Indicateurs de la santé

82-221-XIF
Indicateurs de la santé
Juin 2001

Faits saillants

Risque de dépression

En 1998-1999, presque 1,1 million de Canadiens, soit 4 % de la population de 12 ans et plus, avaient éprouvé des symptômes de dépression au cours de la dernière année. Bien que 2 % supplémentaires de Canadiens présentaient un risque de faire de la dépression, la grande majorité de la population (90 %) n'avait éprouvé aucun symptôme dépressif l'année précédente. Ces résultats sont fort semblables à ceux observés en 1994-1995 et en 1996-1997.

Les femmes courent un plus grand risque que les hommes de faire de la dépression

En 1998-1999, 6 % de femmes, mais 3 % d'hommes de 12 ans et plus ont dit avoir vécu un épisode dépressif majeur l'année précédente.
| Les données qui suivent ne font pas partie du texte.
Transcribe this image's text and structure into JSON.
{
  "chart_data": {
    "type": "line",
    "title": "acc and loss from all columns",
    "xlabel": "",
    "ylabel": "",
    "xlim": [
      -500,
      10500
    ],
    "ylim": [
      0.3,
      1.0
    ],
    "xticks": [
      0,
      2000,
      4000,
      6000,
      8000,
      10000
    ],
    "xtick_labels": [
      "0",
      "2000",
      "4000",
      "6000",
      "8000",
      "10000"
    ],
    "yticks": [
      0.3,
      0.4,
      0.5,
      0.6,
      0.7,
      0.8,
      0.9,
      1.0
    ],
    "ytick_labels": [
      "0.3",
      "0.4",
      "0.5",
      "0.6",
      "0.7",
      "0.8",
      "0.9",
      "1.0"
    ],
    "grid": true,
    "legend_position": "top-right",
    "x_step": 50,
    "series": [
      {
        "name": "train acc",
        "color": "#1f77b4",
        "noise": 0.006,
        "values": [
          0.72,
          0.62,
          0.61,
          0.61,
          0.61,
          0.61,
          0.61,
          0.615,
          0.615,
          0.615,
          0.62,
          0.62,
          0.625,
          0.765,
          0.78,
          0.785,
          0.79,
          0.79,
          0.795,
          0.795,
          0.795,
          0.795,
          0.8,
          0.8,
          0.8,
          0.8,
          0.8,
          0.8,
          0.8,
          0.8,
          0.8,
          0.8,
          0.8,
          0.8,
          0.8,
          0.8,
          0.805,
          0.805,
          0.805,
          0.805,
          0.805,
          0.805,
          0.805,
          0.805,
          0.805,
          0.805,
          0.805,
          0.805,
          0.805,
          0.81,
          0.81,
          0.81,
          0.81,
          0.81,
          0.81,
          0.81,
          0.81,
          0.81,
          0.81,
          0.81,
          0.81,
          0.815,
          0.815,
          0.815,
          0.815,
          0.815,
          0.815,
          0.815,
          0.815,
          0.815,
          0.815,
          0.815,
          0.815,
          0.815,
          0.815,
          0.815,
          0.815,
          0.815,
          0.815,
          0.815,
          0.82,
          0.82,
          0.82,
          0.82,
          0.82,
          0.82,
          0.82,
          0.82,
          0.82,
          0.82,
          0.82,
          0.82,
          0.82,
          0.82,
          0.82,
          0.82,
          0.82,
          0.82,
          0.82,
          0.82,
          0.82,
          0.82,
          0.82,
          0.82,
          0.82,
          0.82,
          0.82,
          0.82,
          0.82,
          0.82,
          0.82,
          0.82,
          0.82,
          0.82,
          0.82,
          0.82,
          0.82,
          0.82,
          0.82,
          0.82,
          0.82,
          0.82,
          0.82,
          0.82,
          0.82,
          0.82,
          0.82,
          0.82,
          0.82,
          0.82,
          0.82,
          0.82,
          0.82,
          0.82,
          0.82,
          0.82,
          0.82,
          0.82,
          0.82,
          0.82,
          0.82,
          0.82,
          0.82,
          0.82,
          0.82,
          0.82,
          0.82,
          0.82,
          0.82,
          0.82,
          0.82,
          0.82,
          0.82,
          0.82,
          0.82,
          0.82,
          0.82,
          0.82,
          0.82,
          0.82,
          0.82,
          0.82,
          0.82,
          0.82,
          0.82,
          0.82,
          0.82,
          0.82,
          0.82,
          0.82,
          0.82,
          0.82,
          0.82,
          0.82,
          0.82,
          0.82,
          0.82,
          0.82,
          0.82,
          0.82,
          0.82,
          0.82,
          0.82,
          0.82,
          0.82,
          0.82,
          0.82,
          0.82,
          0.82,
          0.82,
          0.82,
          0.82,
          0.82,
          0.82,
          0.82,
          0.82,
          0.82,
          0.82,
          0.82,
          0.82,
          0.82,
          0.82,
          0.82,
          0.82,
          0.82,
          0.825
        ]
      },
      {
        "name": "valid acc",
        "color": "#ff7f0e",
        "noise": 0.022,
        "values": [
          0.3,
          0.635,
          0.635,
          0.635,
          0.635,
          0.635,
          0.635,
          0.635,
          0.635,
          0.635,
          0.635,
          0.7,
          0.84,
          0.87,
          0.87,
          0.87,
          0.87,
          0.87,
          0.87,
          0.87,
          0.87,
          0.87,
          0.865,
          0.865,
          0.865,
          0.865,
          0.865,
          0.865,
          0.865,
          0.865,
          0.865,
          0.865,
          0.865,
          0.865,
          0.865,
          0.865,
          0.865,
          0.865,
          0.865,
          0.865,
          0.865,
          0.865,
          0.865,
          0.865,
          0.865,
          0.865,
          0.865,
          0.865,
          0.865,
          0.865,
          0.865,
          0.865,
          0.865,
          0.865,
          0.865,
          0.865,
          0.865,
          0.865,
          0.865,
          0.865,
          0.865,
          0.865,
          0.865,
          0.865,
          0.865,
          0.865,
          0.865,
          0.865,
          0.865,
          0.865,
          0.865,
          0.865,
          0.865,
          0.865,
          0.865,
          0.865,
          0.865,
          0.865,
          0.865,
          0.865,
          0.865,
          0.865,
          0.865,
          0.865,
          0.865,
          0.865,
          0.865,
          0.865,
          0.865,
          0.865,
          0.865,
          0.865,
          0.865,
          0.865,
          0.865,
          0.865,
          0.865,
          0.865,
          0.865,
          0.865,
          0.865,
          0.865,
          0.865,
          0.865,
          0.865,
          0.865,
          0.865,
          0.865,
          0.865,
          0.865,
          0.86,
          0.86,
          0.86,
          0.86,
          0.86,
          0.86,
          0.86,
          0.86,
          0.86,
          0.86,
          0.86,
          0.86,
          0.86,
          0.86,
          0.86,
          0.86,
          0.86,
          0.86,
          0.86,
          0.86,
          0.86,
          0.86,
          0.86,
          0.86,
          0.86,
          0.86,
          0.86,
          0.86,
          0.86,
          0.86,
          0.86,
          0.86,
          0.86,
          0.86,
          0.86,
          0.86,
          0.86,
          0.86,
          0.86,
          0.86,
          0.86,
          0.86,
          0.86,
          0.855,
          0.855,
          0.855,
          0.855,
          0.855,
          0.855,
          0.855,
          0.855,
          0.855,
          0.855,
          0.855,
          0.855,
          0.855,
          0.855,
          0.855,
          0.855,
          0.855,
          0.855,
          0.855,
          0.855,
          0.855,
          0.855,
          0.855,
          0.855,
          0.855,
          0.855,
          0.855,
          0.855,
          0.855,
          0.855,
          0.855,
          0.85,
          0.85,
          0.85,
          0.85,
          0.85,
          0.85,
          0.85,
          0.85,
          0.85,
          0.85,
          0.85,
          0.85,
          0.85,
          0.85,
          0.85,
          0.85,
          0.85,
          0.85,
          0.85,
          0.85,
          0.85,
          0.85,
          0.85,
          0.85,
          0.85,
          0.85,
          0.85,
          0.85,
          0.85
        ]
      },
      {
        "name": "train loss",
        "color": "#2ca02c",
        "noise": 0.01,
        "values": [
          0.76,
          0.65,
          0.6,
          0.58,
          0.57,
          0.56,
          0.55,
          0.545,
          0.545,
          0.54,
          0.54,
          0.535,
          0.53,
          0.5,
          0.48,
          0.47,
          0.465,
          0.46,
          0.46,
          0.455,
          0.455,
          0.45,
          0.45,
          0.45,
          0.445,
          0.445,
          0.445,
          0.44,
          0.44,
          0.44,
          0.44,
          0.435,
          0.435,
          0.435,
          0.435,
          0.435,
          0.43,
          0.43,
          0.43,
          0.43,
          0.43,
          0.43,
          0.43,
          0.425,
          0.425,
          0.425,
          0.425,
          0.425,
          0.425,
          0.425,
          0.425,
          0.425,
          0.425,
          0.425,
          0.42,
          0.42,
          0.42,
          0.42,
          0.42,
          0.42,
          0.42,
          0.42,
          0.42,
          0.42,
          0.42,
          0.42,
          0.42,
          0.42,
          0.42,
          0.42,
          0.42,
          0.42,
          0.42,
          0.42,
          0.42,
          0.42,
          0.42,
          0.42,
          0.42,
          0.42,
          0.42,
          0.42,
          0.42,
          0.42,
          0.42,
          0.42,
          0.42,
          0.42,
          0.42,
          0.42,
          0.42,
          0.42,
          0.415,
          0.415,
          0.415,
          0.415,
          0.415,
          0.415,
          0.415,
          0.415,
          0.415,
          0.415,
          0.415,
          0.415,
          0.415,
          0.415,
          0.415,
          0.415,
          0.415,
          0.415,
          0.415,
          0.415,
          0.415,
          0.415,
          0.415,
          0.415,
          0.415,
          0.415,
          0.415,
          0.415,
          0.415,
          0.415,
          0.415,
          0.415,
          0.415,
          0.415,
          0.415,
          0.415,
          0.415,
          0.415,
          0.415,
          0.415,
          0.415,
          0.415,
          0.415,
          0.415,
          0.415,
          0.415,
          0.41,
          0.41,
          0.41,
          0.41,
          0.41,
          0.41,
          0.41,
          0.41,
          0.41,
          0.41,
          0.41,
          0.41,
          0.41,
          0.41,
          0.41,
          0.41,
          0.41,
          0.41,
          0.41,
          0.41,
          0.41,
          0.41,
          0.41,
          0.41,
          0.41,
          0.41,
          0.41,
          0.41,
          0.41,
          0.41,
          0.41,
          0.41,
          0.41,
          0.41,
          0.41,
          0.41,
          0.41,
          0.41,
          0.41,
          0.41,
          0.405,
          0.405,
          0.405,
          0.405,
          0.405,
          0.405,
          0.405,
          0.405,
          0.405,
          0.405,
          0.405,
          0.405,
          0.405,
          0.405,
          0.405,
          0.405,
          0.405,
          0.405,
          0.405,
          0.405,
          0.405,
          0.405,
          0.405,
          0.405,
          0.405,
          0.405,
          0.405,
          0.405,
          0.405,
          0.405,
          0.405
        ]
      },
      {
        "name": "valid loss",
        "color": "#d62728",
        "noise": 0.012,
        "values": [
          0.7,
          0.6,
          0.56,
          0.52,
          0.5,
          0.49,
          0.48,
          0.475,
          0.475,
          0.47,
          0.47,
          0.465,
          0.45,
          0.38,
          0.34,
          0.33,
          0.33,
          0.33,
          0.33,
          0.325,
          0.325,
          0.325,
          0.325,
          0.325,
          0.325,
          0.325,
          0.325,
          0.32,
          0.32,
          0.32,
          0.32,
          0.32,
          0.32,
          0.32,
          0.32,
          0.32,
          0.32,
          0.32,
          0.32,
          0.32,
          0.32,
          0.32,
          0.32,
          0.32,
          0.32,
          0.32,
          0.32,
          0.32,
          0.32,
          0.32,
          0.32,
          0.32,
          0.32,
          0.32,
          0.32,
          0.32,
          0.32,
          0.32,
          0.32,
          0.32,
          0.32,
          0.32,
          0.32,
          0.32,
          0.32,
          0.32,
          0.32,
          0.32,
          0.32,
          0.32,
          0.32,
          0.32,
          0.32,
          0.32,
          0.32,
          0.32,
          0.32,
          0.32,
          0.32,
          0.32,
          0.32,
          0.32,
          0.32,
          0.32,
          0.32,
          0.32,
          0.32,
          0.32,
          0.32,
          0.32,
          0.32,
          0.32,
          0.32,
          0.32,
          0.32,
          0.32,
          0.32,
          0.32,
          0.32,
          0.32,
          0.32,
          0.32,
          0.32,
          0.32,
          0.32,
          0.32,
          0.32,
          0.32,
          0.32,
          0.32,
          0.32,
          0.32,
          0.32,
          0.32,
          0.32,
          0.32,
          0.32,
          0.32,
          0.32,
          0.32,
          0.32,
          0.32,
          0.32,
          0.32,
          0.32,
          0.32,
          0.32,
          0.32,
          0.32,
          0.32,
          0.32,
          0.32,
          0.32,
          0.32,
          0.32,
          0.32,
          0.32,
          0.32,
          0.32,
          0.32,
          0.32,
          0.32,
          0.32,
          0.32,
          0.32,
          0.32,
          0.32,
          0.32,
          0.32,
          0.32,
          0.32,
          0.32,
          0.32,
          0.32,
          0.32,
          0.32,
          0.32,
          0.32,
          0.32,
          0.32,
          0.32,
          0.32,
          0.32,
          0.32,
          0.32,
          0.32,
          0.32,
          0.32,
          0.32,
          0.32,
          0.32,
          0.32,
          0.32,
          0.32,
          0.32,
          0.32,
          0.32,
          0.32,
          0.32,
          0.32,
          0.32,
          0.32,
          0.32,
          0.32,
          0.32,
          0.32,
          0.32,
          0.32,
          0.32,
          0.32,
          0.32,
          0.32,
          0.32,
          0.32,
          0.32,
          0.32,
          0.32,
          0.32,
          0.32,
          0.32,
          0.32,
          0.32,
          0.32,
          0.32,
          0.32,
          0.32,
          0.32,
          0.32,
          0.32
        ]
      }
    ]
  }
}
Ce profil s'observe pour tous les groupes d'âge. Les écarts hommes-femmes les plus importants en ce qui concerne la prévalence du risque de faire de la dépression s'observent pour le groupe des 20 à 24 ans (10 % de femmes contre 4 % d'hommes) et celui des 25 à 34 ans (9 % de femmes contre 3 % d'hommes). En 1994-1995 ainsi qu'en 1996-1997, l'écart le plus important entre les hommes et les femmes a été observé pour le groupe des 15 à 19 ans (13 % de jeunes filles contre 6 % de jeunes hommes en 1994-1995 et 8 % contre 3 %, respectivement, en 1996-1997).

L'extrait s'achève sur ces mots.